CREATE  TABLE IF NOT EXISTS `royalties`.`record_company` (
  `record_company_id` INT(11) NOT NULL AUTO_INCREMENT ,
  `long_name` VARCHAR(50) NULL DEFAULT NULL,
  `short_name` VARCHAR(20) NOT NULL,
  `rounding_digits` INT(2) NOT NULL,
  PRIMARY KEY (`record_company_id`) ,
  UNIQUE INDEX `short_name` (`short_name` ASC) )
ENGINE = InnoDB
DEFAULT CHARACTER SET = utf8;
[21 Jul 2009 12:29] MySQL Verification Team
Thank you for the bug report. Verified on Windows Vista with Sakila model sample.
[19 Jan 2010 15:15] Andrea Bergamasco
Verified the same problem on Windows XP SP3.

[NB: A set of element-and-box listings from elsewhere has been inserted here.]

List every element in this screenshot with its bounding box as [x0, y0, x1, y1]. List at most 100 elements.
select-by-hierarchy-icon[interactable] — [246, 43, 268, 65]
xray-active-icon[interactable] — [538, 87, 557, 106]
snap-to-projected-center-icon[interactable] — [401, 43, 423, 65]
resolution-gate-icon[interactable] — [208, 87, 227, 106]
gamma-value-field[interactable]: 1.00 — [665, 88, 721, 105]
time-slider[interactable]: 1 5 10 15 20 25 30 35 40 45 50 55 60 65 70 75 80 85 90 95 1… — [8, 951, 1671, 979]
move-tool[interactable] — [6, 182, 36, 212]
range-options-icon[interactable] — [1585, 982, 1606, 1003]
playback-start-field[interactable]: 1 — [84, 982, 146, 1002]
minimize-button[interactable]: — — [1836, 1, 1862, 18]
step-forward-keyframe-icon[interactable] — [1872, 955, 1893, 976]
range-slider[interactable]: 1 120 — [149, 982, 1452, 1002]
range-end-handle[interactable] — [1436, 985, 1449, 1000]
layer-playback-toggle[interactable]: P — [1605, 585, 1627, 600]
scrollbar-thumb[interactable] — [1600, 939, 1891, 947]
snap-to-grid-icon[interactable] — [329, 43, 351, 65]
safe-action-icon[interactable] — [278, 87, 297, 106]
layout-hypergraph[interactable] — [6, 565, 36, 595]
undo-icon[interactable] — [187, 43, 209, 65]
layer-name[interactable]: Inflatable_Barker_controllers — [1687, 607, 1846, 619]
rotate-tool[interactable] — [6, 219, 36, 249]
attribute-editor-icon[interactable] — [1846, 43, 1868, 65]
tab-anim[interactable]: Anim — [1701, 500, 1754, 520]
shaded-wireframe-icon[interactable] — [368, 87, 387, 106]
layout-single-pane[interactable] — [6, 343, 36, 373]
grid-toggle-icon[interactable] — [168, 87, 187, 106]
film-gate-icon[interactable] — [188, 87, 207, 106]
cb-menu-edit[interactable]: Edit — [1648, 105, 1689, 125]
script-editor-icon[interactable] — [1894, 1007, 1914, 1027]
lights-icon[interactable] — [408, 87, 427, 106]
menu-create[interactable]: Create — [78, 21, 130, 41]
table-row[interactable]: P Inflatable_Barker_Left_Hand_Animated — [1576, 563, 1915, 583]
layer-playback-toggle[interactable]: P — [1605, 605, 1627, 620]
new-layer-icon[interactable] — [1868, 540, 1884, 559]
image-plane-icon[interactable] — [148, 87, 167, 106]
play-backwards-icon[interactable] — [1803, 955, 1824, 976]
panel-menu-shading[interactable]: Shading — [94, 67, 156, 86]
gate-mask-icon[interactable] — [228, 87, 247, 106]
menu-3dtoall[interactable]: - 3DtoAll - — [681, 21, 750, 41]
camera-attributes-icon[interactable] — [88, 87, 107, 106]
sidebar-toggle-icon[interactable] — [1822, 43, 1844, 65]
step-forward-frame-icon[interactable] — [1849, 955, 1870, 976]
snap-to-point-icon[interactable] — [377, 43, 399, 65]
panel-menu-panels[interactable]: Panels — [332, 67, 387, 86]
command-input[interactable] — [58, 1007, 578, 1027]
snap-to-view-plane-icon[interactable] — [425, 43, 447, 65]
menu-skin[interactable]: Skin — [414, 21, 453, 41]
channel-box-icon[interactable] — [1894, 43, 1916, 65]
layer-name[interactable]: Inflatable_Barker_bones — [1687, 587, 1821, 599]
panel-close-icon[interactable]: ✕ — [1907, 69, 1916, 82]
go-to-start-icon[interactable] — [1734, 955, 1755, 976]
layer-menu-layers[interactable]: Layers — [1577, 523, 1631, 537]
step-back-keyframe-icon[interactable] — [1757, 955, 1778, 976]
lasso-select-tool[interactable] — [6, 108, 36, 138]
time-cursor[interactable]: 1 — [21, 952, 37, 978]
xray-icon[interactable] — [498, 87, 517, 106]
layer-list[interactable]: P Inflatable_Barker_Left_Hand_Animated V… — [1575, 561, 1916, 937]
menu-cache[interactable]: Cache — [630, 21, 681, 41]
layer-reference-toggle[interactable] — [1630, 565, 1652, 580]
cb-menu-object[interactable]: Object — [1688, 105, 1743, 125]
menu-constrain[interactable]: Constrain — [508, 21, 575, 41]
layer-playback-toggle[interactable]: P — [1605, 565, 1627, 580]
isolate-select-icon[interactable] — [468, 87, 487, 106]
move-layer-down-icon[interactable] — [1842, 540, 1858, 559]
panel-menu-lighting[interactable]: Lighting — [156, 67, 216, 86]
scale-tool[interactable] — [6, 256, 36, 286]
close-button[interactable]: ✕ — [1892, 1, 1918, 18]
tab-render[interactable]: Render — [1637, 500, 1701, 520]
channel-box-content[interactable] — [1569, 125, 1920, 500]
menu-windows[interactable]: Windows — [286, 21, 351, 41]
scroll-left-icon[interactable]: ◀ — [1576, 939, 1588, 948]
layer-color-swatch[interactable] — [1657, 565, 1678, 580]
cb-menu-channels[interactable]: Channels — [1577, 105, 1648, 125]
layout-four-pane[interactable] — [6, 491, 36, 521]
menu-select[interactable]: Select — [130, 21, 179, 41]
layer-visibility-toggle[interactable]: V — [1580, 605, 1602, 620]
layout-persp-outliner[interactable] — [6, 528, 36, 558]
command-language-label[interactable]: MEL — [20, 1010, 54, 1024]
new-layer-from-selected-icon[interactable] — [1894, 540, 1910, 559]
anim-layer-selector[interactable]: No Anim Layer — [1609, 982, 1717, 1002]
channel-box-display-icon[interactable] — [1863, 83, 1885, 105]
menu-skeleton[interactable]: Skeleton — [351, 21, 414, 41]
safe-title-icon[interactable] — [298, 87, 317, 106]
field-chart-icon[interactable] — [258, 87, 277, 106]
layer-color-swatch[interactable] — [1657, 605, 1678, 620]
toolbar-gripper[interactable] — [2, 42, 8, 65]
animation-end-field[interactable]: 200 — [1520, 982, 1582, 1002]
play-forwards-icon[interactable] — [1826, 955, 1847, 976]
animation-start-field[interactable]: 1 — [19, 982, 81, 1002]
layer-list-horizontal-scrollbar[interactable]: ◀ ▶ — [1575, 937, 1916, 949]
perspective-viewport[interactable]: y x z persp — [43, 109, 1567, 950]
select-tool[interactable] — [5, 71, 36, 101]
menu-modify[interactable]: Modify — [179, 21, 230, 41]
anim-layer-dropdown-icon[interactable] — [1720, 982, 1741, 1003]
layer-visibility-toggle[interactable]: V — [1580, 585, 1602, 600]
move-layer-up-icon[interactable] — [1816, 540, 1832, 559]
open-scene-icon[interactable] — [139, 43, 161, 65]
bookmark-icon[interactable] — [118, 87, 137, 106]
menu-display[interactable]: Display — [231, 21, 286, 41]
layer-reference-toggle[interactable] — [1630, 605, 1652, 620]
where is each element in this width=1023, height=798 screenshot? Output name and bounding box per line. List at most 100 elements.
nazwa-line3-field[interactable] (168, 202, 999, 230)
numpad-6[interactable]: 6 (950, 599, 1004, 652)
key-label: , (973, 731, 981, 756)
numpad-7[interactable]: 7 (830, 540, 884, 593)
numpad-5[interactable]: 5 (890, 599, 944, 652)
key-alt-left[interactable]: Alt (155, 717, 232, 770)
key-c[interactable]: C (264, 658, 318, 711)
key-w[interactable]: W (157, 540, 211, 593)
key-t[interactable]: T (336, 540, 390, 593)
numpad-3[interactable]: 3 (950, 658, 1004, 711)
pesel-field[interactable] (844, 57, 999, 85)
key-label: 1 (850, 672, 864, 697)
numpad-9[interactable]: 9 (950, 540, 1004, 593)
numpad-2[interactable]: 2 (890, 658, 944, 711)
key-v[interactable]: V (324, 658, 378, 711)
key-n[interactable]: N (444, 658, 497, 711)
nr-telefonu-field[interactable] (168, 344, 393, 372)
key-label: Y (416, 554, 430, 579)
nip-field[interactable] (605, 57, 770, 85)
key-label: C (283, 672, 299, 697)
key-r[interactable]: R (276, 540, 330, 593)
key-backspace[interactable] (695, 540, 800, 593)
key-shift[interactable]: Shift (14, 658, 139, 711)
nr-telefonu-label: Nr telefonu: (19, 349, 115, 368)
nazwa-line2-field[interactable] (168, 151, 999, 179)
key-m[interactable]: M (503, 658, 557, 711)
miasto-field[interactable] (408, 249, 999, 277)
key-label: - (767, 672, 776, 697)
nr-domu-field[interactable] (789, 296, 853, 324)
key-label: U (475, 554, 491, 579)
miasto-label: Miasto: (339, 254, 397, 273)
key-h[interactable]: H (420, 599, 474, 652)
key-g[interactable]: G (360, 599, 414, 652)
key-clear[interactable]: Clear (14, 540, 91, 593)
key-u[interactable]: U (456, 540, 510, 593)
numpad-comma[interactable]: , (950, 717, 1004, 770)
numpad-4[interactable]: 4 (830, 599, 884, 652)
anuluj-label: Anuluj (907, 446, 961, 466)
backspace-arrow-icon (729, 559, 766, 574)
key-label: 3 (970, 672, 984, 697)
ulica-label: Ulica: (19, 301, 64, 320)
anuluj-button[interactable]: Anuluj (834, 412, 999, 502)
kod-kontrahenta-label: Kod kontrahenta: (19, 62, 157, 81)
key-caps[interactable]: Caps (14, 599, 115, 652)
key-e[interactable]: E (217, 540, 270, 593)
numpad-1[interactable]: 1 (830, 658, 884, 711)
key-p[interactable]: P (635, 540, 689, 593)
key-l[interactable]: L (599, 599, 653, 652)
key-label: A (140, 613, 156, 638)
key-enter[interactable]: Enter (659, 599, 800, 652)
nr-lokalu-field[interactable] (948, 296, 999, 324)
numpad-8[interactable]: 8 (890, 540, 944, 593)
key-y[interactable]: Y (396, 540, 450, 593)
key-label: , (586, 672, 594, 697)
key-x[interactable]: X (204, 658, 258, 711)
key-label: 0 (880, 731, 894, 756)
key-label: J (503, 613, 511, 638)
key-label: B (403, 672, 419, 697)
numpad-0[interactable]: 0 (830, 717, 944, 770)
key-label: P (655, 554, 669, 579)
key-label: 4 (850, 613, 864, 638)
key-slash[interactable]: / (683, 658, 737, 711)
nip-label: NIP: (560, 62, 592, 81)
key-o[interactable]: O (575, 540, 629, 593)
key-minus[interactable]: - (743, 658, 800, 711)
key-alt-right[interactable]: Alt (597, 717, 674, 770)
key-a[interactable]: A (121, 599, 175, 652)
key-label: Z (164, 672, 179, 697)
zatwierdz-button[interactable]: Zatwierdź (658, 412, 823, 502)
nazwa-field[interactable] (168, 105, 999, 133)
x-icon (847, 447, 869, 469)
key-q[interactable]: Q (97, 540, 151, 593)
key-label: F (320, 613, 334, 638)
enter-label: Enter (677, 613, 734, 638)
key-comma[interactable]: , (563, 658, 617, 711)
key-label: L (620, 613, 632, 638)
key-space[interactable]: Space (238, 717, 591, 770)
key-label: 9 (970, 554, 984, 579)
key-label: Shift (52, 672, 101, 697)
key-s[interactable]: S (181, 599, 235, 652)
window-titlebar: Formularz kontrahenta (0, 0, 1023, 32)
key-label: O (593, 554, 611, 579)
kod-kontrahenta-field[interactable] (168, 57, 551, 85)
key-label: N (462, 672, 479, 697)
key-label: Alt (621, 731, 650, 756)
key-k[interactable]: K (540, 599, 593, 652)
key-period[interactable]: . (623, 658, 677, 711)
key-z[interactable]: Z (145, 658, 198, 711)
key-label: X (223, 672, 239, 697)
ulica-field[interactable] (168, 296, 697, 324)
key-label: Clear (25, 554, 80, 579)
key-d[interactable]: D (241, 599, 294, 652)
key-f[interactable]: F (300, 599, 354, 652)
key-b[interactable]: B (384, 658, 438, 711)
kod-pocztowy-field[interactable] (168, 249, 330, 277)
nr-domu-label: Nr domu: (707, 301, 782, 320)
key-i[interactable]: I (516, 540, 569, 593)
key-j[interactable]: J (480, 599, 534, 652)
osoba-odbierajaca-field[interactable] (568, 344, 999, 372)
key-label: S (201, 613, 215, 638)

[8 Feb 2010 11:37] Johannes Taxacher
this fix has been committed to the source repository of Workbench 5.1. (it's also included in current development version 5.2)
[8 Feb 2010 15:32] Tony Bedford
An entry has been added to the 5.1.19 changelog:

The Omit Schema Qualifier in Object Names option in the Forward Engineer SQL Script wizard appeared to have no effect. After selecting this option and proceeding through the wizard, the generated script still contained schema qualifiers.